Solving the point-of-load power-design challenges of programmable logic controllers

By Rich Nowakowski

Product Marketing

Texas Instruments

October 24, 2018


Solving the point-of-load power-design challenges of programmable logic controllers

A programmable logic controller (PLC) is an industrial computing system. It controls manufacturing processes on assembly lines and other factory automation equipment for control methods.

A programmable logic controller (PLC) is an industrial computing system. It controls manufacturing processes on assembly lines and other factory automation equipment that require a highly reliable control method and fault diagnosis. A PLC system comprises analog and digital input and output modules, a communication module, a central processing unit (CPU) module, a control module, and a power supply. PLCs operate in harsh, rugged manufacturing environments and require special attention when designing a nonisolated point-of-load power solution. Designers must consider the point-of-load bus architecture, line voltage transients, thermal limitations, isolation noise issues, size constraints, and processor voltage accuracy concerns.

Point-of-load architecture considerations

PLCs benefit from a DC/DC point-of-load power solution that supports the needs of advanced analog and digital integrated circuits, offers high efficiency with good thermal performance, and reduces overall component count and cost. Point-of-load strategies can vary, but PLCs usually have a 24VDC (or occasionally a 12VDC) input from the power supply. The line voltage is susceptible to input voltage transients that originate from motors or relays, however, causing excessive voltage spikes that can damage the system.

In almost all cases, 5V and 3.3V rails are used as secondary regulation rails from the 24V or 12V source to power low-voltage subsystems. It is difficult to regulate a 1V rail with a 24V input while switching at frequencies higher than 1MHz and yet still maintain a small form factor. As shown in Equation 1, to regulate 1V from a 24V input (with a 4.2% duty cycle), the minimum controllable on-time of the DC/DC converter must be lower than 40ns when switching at 1MHz to avoid noisy pulse skipping.

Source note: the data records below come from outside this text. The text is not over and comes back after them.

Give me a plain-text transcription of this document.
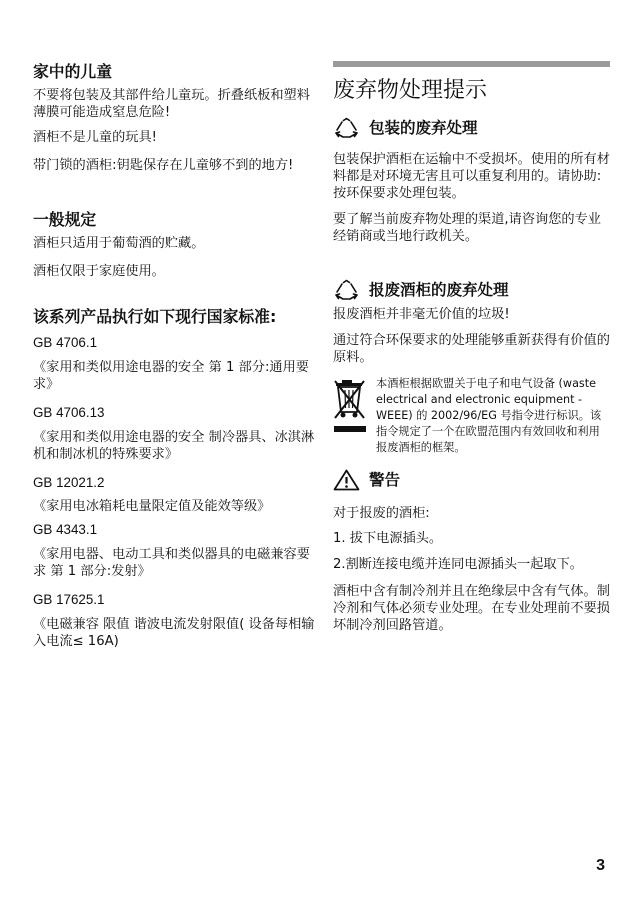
家中的儿童

不要将包装及其部件给儿童玩。折叠纸板和塑料薄膜可能造成窒息危险!

酒柜不是儿童的玩具!

带门锁的酒柜:钥匙保存在儿童够不到的地方!

一般规定

酒柜只适用于葡萄酒的贮藏。

酒柜仅限于家庭使用。

该系列产品执行如下现行国家标准:

GB 4706.1

《家用和类似用途电器的安全 第 1 部分:通用要求》

GB 4706.13

《家用和类似用途电器的安全 制冷器具、冰淇淋机和制冰机的特殊要求》

GB 12021.2

《家用电冰箱耗电量限定值及能效等级》

GB 4343.1

《家用电器、电动工具和类似器具的电磁兼容要求 第 1 部分:发射》

GB 17625.1

《电磁兼容 限值 谐波电流发射限值( 设备每相输入电流≤ 16A)

废弃物处理提示

包装的废弃处理

包装保护酒柜在运输中不受损坏。使用的所有材料都是对环境无害且可以重复利用的。请协助:按环保要求处理包装。

要了解当前废弃物处理的渠道,请咨询您的专业经销商或当地行政机关。

报废酒柜的废弃处理

报废酒柜并非毫无价值的垃圾!

通过符合环保要求的处理能够重新获得有价值的原料。

本酒柜根据欧盟关于电子和电气设备 (waste electrical and electronic equipment - WEEE) 的 2002/96/EG 号指令进行标识。该指令规定了一个在欧盟范围内有效回收和利用报废酒柜的框架。

警告

对于报废的酒柜:

1. 拔下电源插头。

2.割断连接电缆并连同电源插头一起取下。

酒柜中含有制冷剂并且在绝缘层中含有气体。制冷剂和气体必须专业处理。在专业处理前不要损坏制冷剂回路管道。

3
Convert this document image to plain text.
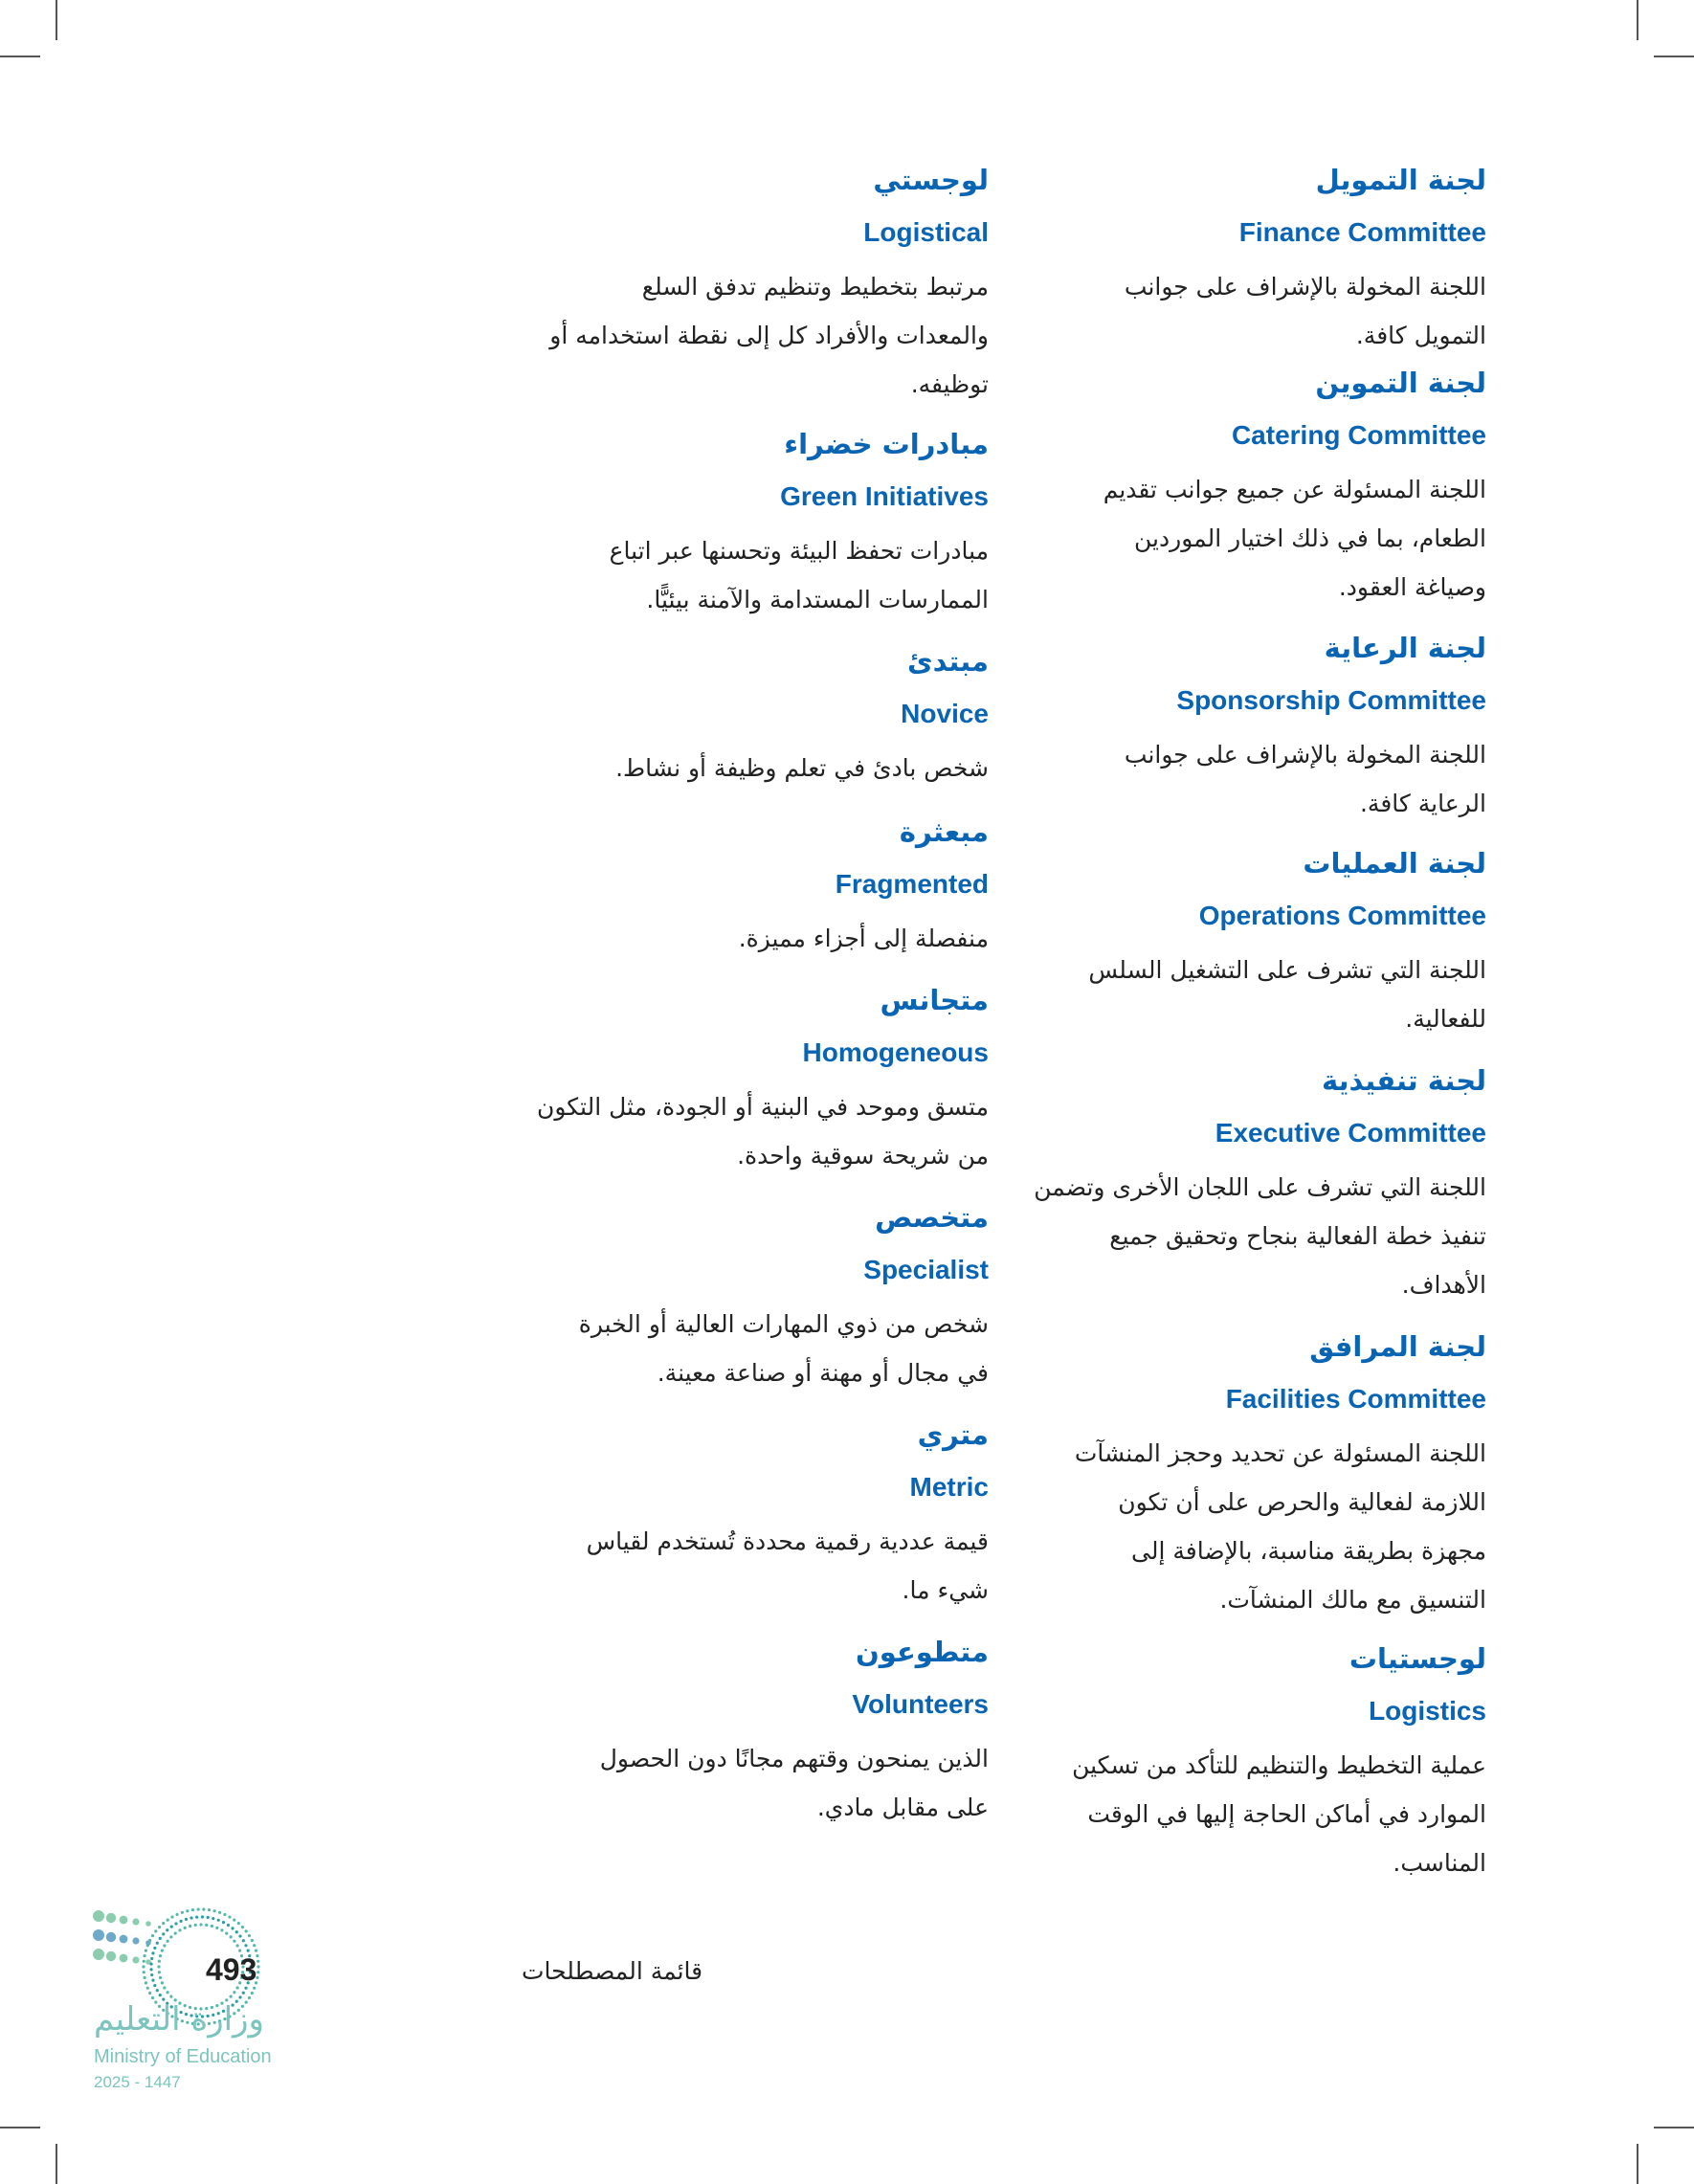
لجنة التمويل
Finance Committee
اللجنة المخولة بالإشراف على جوانب
التمويل كافة.
لجنة التموين
Catering Committee
اللجنة المسئولة عن جميع جوانب تقديم
الطعام، بما في ذلك اختيار الموردين
وصياغة العقود.
لجنة الرعاية
Sponsorship Committee
اللجنة المخولة بالإشراف على جوانب
الرعاية كافة.
لجنة العمليات
Operations Committee
اللجنة التي تشرف على التشغيل السلس
للفعالية.
لجنة تنفيذية
Executive Committee
اللجنة التي تشرف على اللجان الأخرى وتضمن
تنفيذ خطة الفعالية بنجاح وتحقيق جميع
الأهداف.
لجنة المرافق
Facilities Committee
اللجنة المسئولة عن تحديد وحجز المنشآت
اللازمة لفعالية والحرص على أن تكون
مجهزة بطريقة مناسبة، بالإضافة إلى
التنسيق مع مالك المنشآت.
لوجستيات
Logistics
عملية التخطيط والتنظيم للتأكد من تسكين
الموارد في أماكن الحاجة إليها في الوقت
المناسب.
لوجستي
Logistical
مرتبط بتخطيط وتنظيم تدفق السلع
والمعدات والأفراد كل إلى نقطة استخدامه أو
توظيفه.
مبادرات خضراء
Green Initiatives
مبادرات تحفظ البيئة وتحسنها عبر اتباع
الممارسات المستدامة والآمنة بيئيًّا.
مبتدئ
Novice
شخص بادئ في تعلم وظيفة أو نشاط.
مبعثرة
Fragmented
منفصلة إلى أجزاء مميزة.
متجانس
Homogeneous
متسق وموحد في البنية أو الجودة، مثل التكون
من شريحة سوقية واحدة.
متخصص
Specialist
شخص من ذوي المهارات العالية أو الخبرة
في مجال أو مهنة أو صناعة معينة.
متري
Metric
قيمة عددية رقمية محددة تُستخدم لقياس
شيء ما.
متطوعون
Volunteers
الذين يمنحون وقتهم مجانًا دون الحصول
على مقابل مادي.
قائمة المصطلحات
493
وزارة التعليم
Ministry of Education
2025 - 1447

minimum controllable on-time = duty cycle / switching frequency (1)

Line voltage transients

Line voltage transients can come from motors and relays in the system and cause an excessive voltage spike on the input voltage line. Since PLCs are employed on factory floors that may have motors or other inductive loads and loops, they are susceptible to line transient spikes. Figure 1 shows an example of a line voltage transient that may have a short duration, but can severely damage circuits inside PLCs without proper protection.

A protection or clamping circuit (shown in Figure 2) can protect the load from voltage spikes. Diode D2 sets the clamp voltage, and a pass field-effect transistor (FET) enables the current to flow to the load protected. Unfortunately, these circuits take up space and require additional components. Implementing an e-fuse, such as the TPS2660 family, also provides protection up to 60V, and is much easier to implement than the discrete circuit in figure 2. An e-fuse can also provide input reverse voltage protection that a DC/DC converter does not usually provide. Non-isolated synchronous buck converters with integrated FETs are available with ratings up to 100V to protect downstream circuits as well.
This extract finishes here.